Sunday, 14 May 2006

Musical preference - WHY?

On the way home last night I had BBC radio 2 on, and they were broadcasting a concert with Bruce Springsteen with a different band (violin/fiddle, accordion, horn section, slide guitar, keyboard and drums). The music was kind of 'traditional' American music with a strong folk/hoedown feel, and the violin and accordion featured highly as the lead instruments.

I ended up with a dilemma.

The musicianship was quite superb, the fiddle player especially was stunning, and the accordion player great.

I wanted to switch it off - the instruments and the music itself turned me off.

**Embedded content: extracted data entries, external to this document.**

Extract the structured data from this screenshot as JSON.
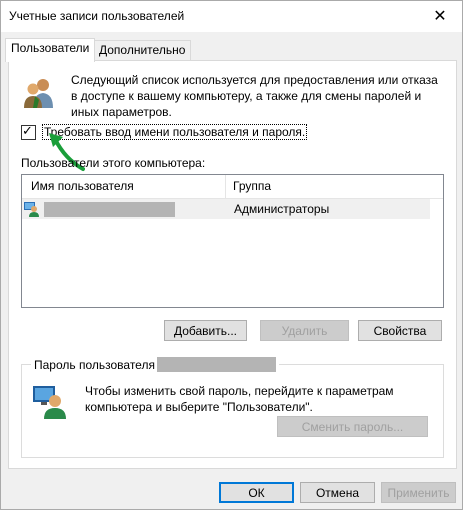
{
  "window": {
    "title": "Учетные записи пользователей",
    "close_symbol": "✕"
  },
  "tabs": [
    {
      "label": "Пользователи",
      "active": true
    },
    {
      "label": "Дополнительно",
      "active": false
    }
  ],
  "users_tab": {
    "description": "Следующий список используется для предоставления или отказа в доступе к вашему компьютеру, а также для смены паролей и иных параметров.",
    "require_login_checkbox": {
      "label": "Требовать ввод имени пользователя и пароля.",
      "checked": true
    },
    "list_label": "Пользователи этого компьютера:",
    "columns": [
      "Имя пользователя",
      "Группа"
    ],
    "rows": [
      {
        "user": "",
        "group": "Администраторы"
      }
    ],
    "buttons": {
      "add": "Добавить...",
      "remove": "Удалить",
      "properties": "Свойства"
    },
    "password_group": {
      "title": "Пароль пользователя",
      "text": "Чтобы изменить свой пароль, перейдите к параметрам компьютера и выберите \"Пользователи\".",
      "change_button": "Сменить пароль..."
    }
  },
  "dialog_buttons": {
    "ok": "ОК",
    "cancel": "Отмена",
    "apply": "Применить"
  },
  "colors": {
    "annotation_arrow": "#1a9e3a",
    "focus_blue": "#0078d7"
  },
  "icons": [
    "close-icon",
    "users-icon",
    "user-row-icon",
    "password-user-icon",
    "check-icon",
    "annotation-arrow-icon"
  ]
}
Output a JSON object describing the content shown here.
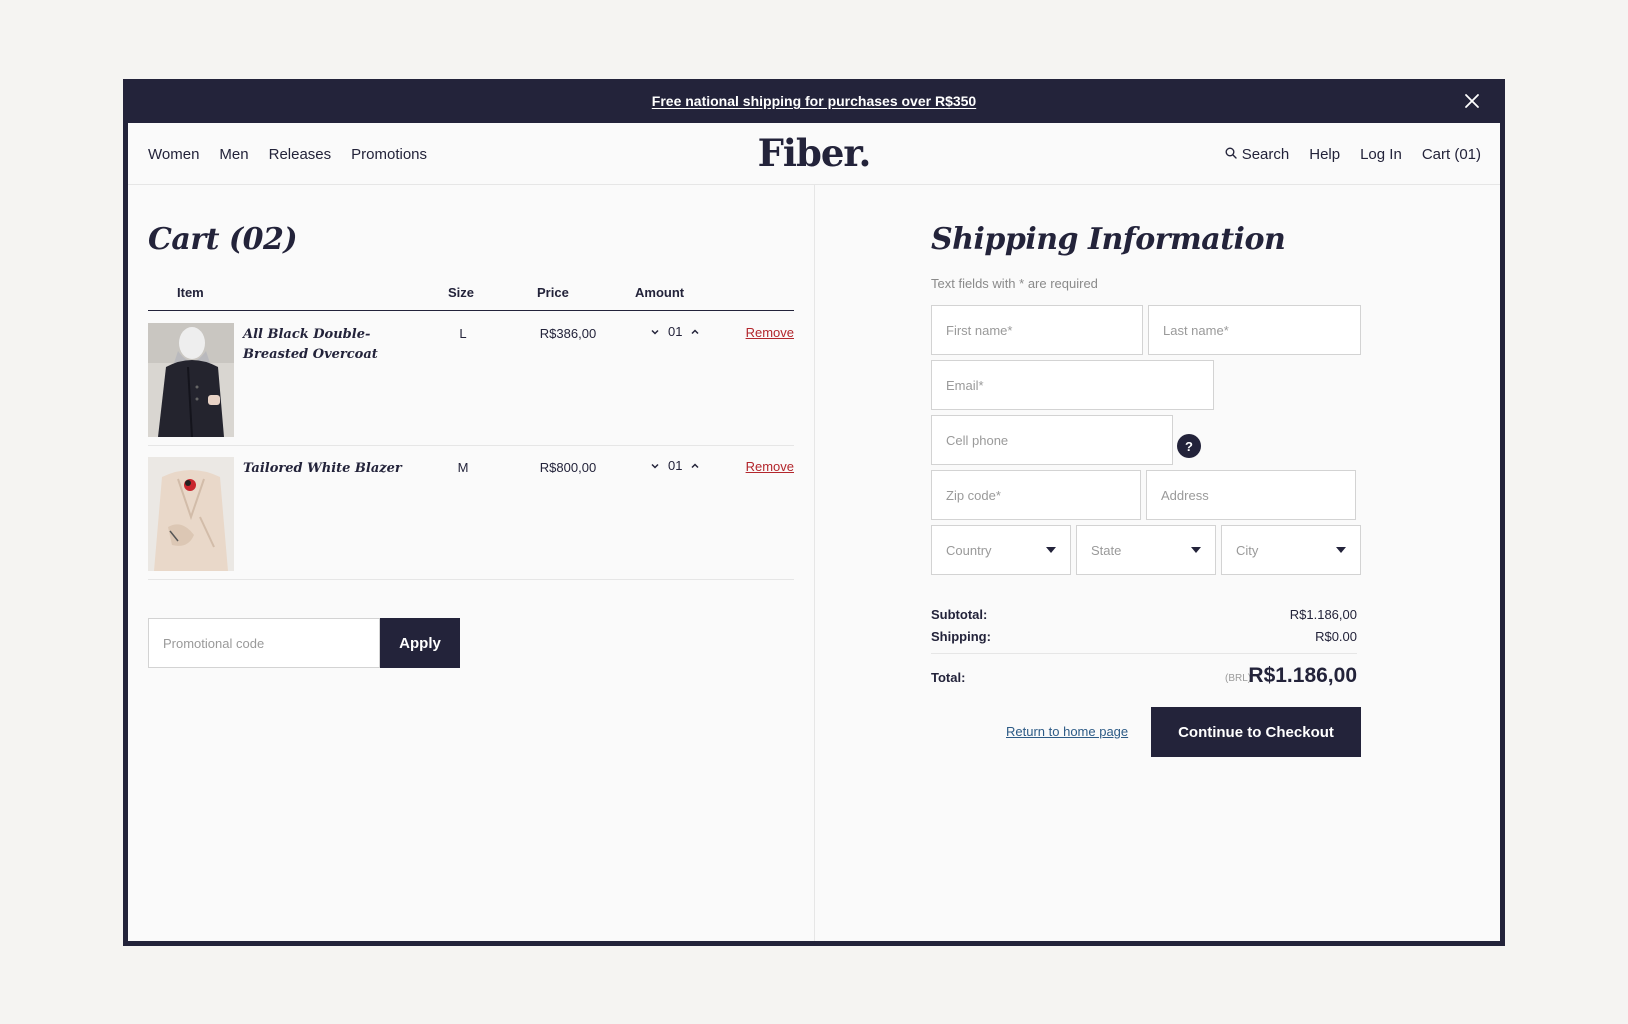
{
  "announcement": {
    "text": "Free national shipping for purchases over R$350"
  },
  "nav": {
    "left": [
      "Women",
      "Men",
      "Releases",
      "Promotions"
    ],
    "logo": "Fiber.",
    "search": "Search",
    "help": "Help",
    "login": "Log In",
    "cart": "Cart (01)"
  },
  "cart": {
    "title": "Cart (02)",
    "columns": {
      "item": "Item",
      "size": "Size",
      "price": "Price",
      "amount": "Amount"
    },
    "items": [
      {
        "name": "All Black Double-Breasted Overcoat",
        "size": "L",
        "price": "R$386,00",
        "qty": "01",
        "remove": "Remove"
      },
      {
        "name": "Tailored White Blazer",
        "size": "M",
        "price": "R$800,00",
        "qty": "01",
        "remove": "Remove"
      }
    ],
    "promo": {
      "placeholder": "Promotional code",
      "button": "Apply"
    }
  },
  "shipping": {
    "title": "Shipping Information",
    "note": "Text fields with * are required",
    "fields": {
      "first_name": "First name*",
      "last_name": "Last name*",
      "email": "Email*",
      "cell_phone": "Cell phone",
      "zip": "Zip code*",
      "address": "Address",
      "country": "Country",
      "state": "State",
      "city": "City"
    },
    "help": "?"
  },
  "summary": {
    "subtotal_label": "Subtotal:",
    "subtotal": "R$1.186,00",
    "shipping_label": "Shipping:",
    "shipping": "R$0.00",
    "total_label": "Total:",
    "currency": "(BRL)",
    "total": "R$1.186,00"
  },
  "actions": {
    "return": "Return to home page",
    "checkout": "Continue to Checkout"
  },
  "colors": {
    "primary": "#23233a",
    "danger": "#b3262c",
    "link": "#2d5b86",
    "background": "#fafafa"
  }
}
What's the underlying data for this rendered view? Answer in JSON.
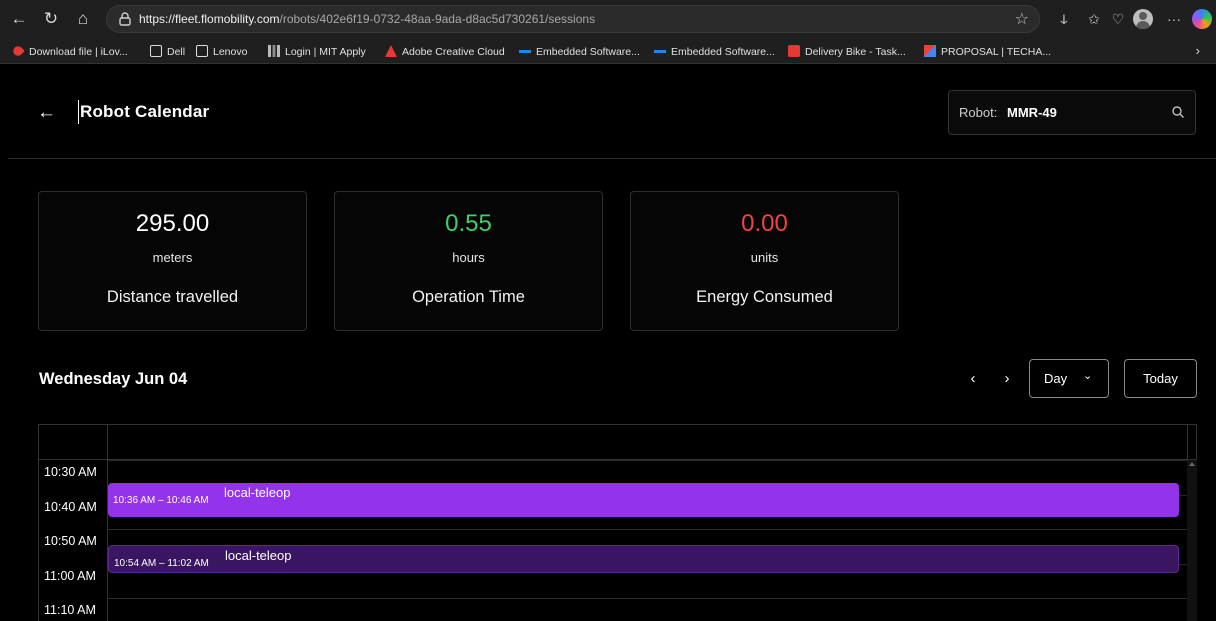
{
  "browser": {
    "url_host": "https://fleet.flomobility.com",
    "url_path": "/robots/402e6f19-0732-48aa-9ada-d8ac5d730261/sessions",
    "bookmarks": [
      "Download file | iLov...",
      "Dell",
      "Lenovo",
      "Login | MIT Apply",
      "Adobe Creative Cloud",
      "Embedded Software...",
      "Embedded Software...",
      "Delivery Bike - Task...",
      "PROPOSAL | TECHA..."
    ]
  },
  "header": {
    "title": "Robot Calendar",
    "robot_label": "Robot:",
    "robot_value": "MMR-49"
  },
  "stats": [
    {
      "value": "295.00",
      "unit": "meters",
      "label": "Distance travelled",
      "color": "#ffffff"
    },
    {
      "value": "0.55",
      "unit": "hours",
      "label": "Operation Time",
      "color": "#3fcf6b"
    },
    {
      "value": "0.00",
      "unit": "units",
      "label": "Energy Consumed",
      "color": "#ef4444"
    }
  ],
  "calendar": {
    "date_title": "Wednesday Jun 04",
    "view": "Day",
    "today_label": "Today",
    "prev_glyph": "‹",
    "next_glyph": "›",
    "time_slots": [
      "10:30 AM",
      "10:40 AM",
      "10:50 AM",
      "11:00 AM",
      "11:10 AM"
    ],
    "events": [
      {
        "time": "10:36 AM – 10:46 AM",
        "title": "local-teleop",
        "color": "#9333ea"
      },
      {
        "time": "10:54 AM – 11:02 AM",
        "title": "local-teleop",
        "color": "#3b1660"
      }
    ]
  }
}
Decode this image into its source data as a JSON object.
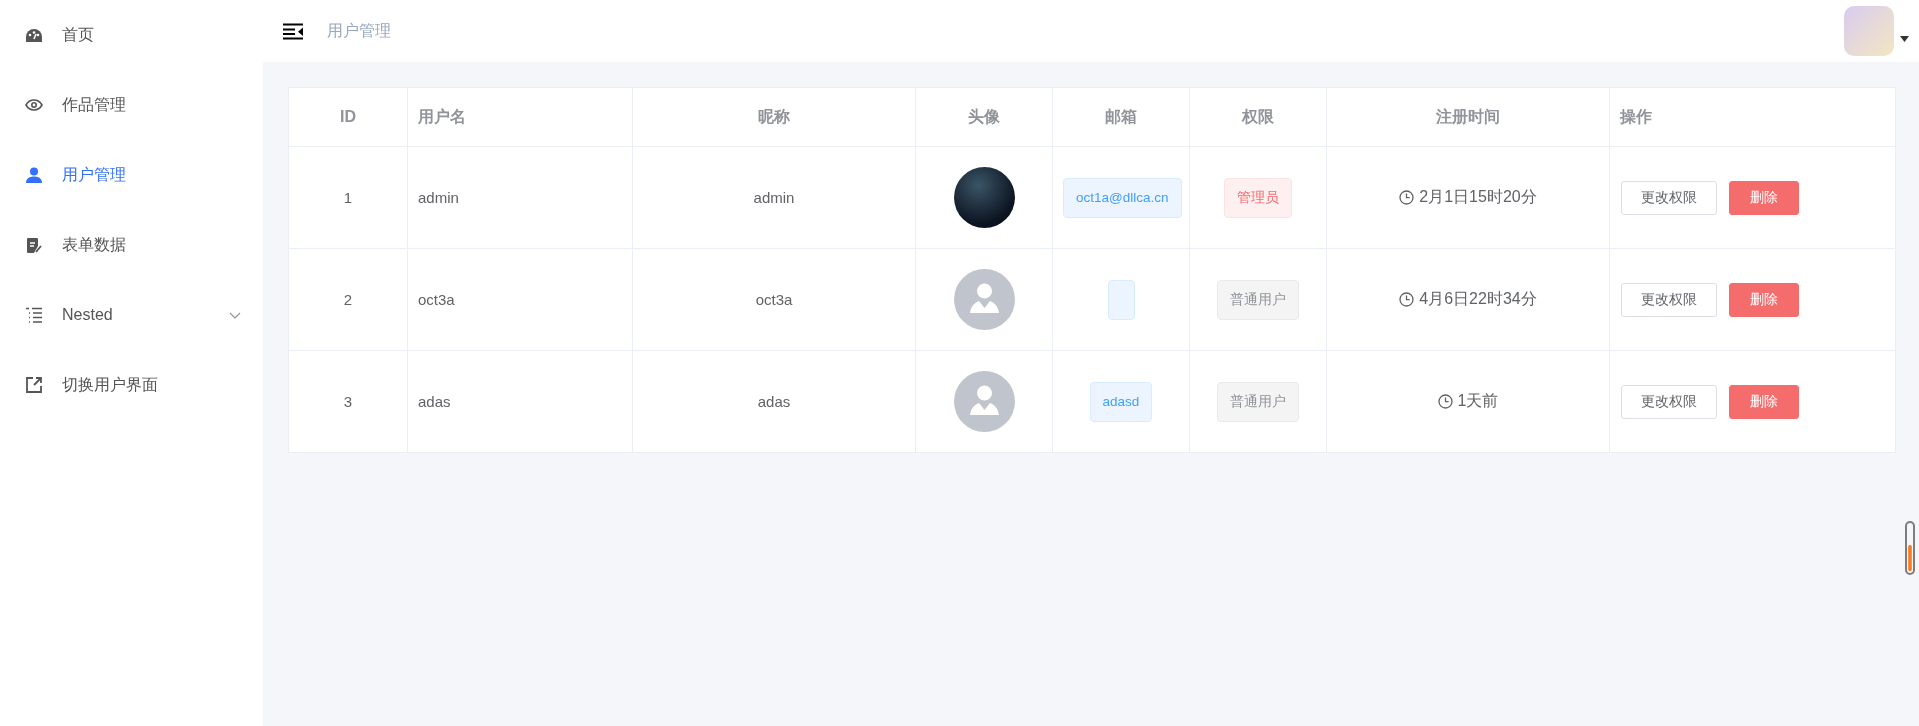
{
  "sidebar": {
    "items": [
      {
        "label": "首页",
        "kind": "link",
        "selected": false
      },
      {
        "label": "作品管理",
        "kind": "link",
        "selected": false
      },
      {
        "label": "用户管理",
        "kind": "link",
        "selected": true
      },
      {
        "label": "表单数据",
        "kind": "link",
        "selected": false
      },
      {
        "label": "Nested",
        "kind": "submenu",
        "selected": false,
        "expanded": false
      },
      {
        "label": "切换用户界面",
        "kind": "link",
        "selected": false
      }
    ]
  },
  "header": {
    "breadcrumb": "用户管理"
  },
  "table": {
    "columns": [
      "ID",
      "用户名",
      "昵称",
      "头像",
      "邮箱",
      "权限",
      "注册时间",
      "操作"
    ],
    "rows": [
      {
        "id": "1",
        "username": "admin",
        "nickname": "admin",
        "avatar": {
          "kind": "photo"
        },
        "email": {
          "text": "oct1a@dllca.cn"
        },
        "role": {
          "text": "管理员",
          "kind": "admin"
        },
        "registered": "2月1日15时20分",
        "actions": [
          "更改权限",
          "删除"
        ]
      },
      {
        "id": "2",
        "username": "oct3a",
        "nickname": "oct3a",
        "avatar": {
          "kind": "default"
        },
        "email": {},
        "role": {
          "text": "普通用户",
          "kind": "user"
        },
        "registered": "4月6日22时34分",
        "actions": [
          "更改权限",
          "删除"
        ]
      },
      {
        "id": "3",
        "username": "adas",
        "nickname": "adas",
        "avatar": {
          "kind": "default"
        },
        "email": {
          "text": "adasd"
        },
        "role": {
          "text": "普通用户",
          "kind": "user"
        },
        "registered": "1天前",
        "actions": [
          "更改权限",
          "删除"
        ]
      }
    ]
  }
}
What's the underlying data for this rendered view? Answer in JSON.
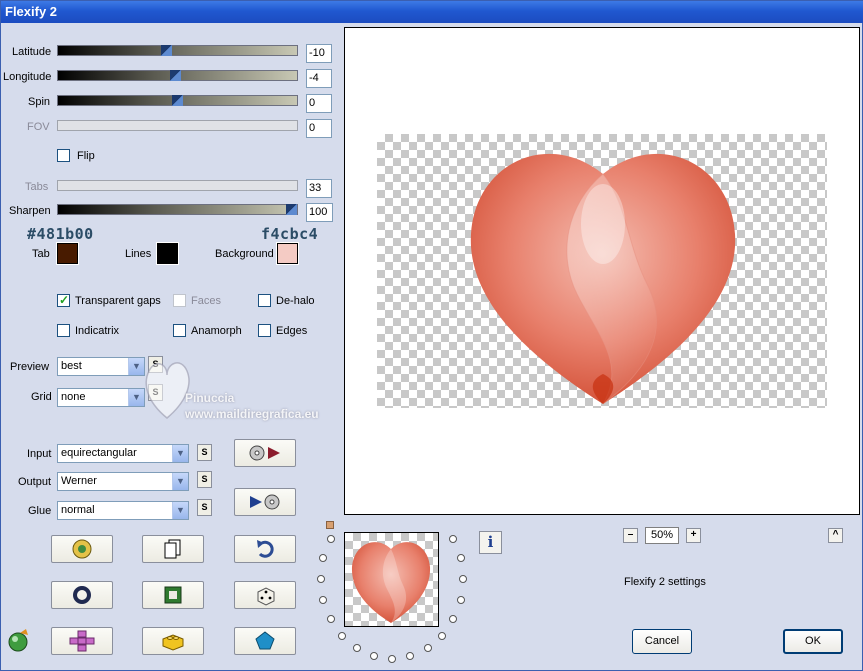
{
  "window": {
    "title": "Flexify 2"
  },
  "sliders": [
    {
      "name": "latitude",
      "label": "Latitude",
      "value": "-10",
      "level": 0.45,
      "disabled": false
    },
    {
      "name": "longitude",
      "label": "Longitude",
      "value": "-4",
      "level": 0.49,
      "disabled": false
    },
    {
      "name": "spin",
      "label": "Spin",
      "value": "0",
      "level": 0.5,
      "disabled": false
    },
    {
      "name": "fov",
      "label": "FOV",
      "value": "0",
      "level": 0,
      "disabled": true
    },
    {
      "name": "tabs",
      "label": "Tabs",
      "value": "33",
      "level": 0,
      "disabled": true
    },
    {
      "name": "sharpen",
      "label": "Sharpen",
      "value": "100",
      "level": 1.0,
      "disabled": false
    }
  ],
  "flip": {
    "label": "Flip",
    "checked": false
  },
  "colors": {
    "tab_hex_label": "#481b00",
    "background_hex_label": "f4cbc4",
    "tab_label": "Tab",
    "lines_label": "Lines",
    "background_label": "Background",
    "tab_color": "#481b00",
    "lines_color": "#000000",
    "background_color": "#f4cbc4",
    "hex_text_color": "#2b4c66"
  },
  "options": {
    "transparent_gaps": {
      "label": "Transparent gaps",
      "checked": true,
      "disabled": false
    },
    "faces": {
      "label": "Faces",
      "checked": false,
      "disabled": true
    },
    "de_halo": {
      "label": "De-halo",
      "checked": false,
      "disabled": false
    },
    "indicatrix": {
      "label": "Indicatrix",
      "checked": false,
      "disabled": false
    },
    "anamorph": {
      "label": "Anamorph",
      "checked": false,
      "disabled": false
    },
    "edges": {
      "label": "Edges",
      "checked": false,
      "disabled": false
    }
  },
  "preview_select": {
    "label": "Preview",
    "value": "best"
  },
  "grid_select": {
    "label": "Grid",
    "value": "none"
  },
  "input_select": {
    "label": "Input",
    "value": "equirectangular"
  },
  "output_select": {
    "label": "Output",
    "value": "Werner"
  },
  "glue_select": {
    "label": "Glue",
    "value": "normal"
  },
  "s_button_label": "S",
  "watermark": {
    "name": "Pinuccia",
    "url": "www.maildiregrafica.eu"
  },
  "zoom": {
    "minus": "–",
    "value": "50%",
    "plus": "+",
    "up": "^"
  },
  "info_label": "i",
  "settings_label": "Flexify 2 settings",
  "buttons": {
    "cancel": "Cancel",
    "ok": "OK"
  }
}
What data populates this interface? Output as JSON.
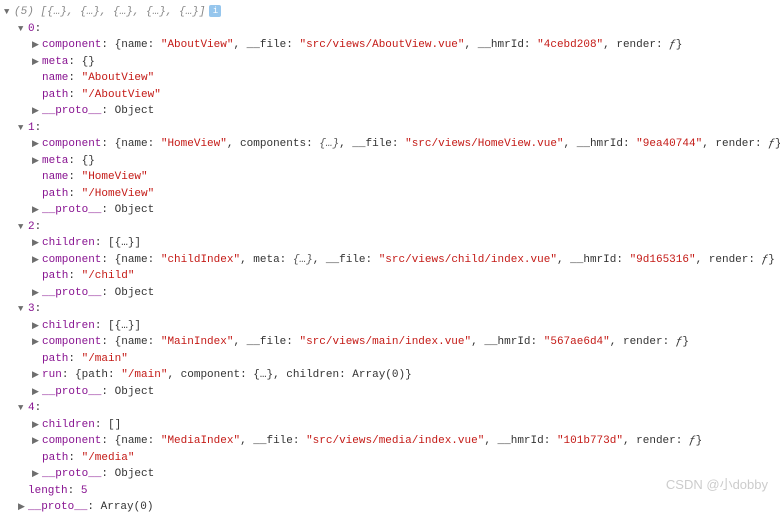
{
  "header": {
    "count": "(5)",
    "preview": "[{…}, {…}, {…}, {…}, {…}]",
    "info": "i"
  },
  "items": [
    {
      "idx": "0",
      "component": {
        "name": "AboutView",
        "file": "src/views/AboutView.vue",
        "hmrId": "4cebd208",
        "hasComponents": false,
        "hasMeta": false
      },
      "meta": "{}",
      "name": "AboutView",
      "path": "/AboutView",
      "proto": "Object"
    },
    {
      "idx": "1",
      "component": {
        "name": "HomeView",
        "file": "src/views/HomeView.vue",
        "hmrId": "9ea40744",
        "hasComponents": true,
        "hasMeta": false
      },
      "meta": "{}",
      "name": "HomeView",
      "path": "/HomeView",
      "proto": "Object"
    },
    {
      "idx": "2",
      "children": "[{…}]",
      "component": {
        "name": "childIndex",
        "file": "src/views/child/index.vue",
        "hmrId": "9d165316",
        "hasComponents": false,
        "hasMeta": true
      },
      "path": "/child",
      "proto": "Object"
    },
    {
      "idx": "3",
      "children": "[{…}]",
      "component": {
        "name": "MainIndex",
        "file": "src/views/main/index.vue",
        "hmrId": "567ae6d4",
        "hasComponents": false,
        "hasMeta": false
      },
      "path": "/main",
      "run": {
        "path": "/main",
        "tail": ", component: {…}, children: Array(0)}"
      },
      "proto": "Object"
    },
    {
      "idx": "4",
      "children": "[]",
      "component": {
        "name": "MediaIndex",
        "file": "src/views/media/index.vue",
        "hmrId": "101b773d",
        "hasComponents": false,
        "hasMeta": false
      },
      "path": "/media",
      "proto": "Object"
    }
  ],
  "length": "5",
  "protoTail": "Array(0)",
  "labels": {
    "component": "component",
    "meta": "meta",
    "name": "name",
    "path": "path",
    "children": "children",
    "run": "run",
    "proto": "__proto__",
    "length": "length",
    "nameK": "name",
    "fileK": "__file",
    "hmrK": "__hmrId",
    "renderK": "render",
    "componentsK": "components",
    "metaK": "meta",
    "fSym": "ƒ",
    "pathK": "path"
  },
  "watermark": "CSDN @小dobby"
}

In the end I took a decision to listen on, and actually thought at one point that if those same notes had been played on a guitar in a slightly bluesier context it would have sounded fabulous. Why is it that one instrument really has it and another really doesn't? There are guitar players that love Paganini stuff, and will reproduce it stylishly, yet played on a violin it just grates. This is frustrating, because I was trying to set aside my prejudices, yet came away feeling like the traditional format instruments would have sounded so much better. There was one song they did where the format did become bluesier (How can a poor man live through times like these) and suddenly it all hit the spot. I really wanted to like all of it, I honestly did, but it just wasn't happening.

Nuts.

Why does good musicianship with the wrong tunes get up my nose so? Is musical appreciation learned and FIXED behaviour?

One other interesting thing. After they played the first number in this style there was a lot of booing from the audience, to the point where the boos nearly drowned the cheers. Wonder if they were expecting classic Springsteen and the E street band? By the end of the 3rd number the boos had stopped, so they'd either left or were into it by that time. Interesting though.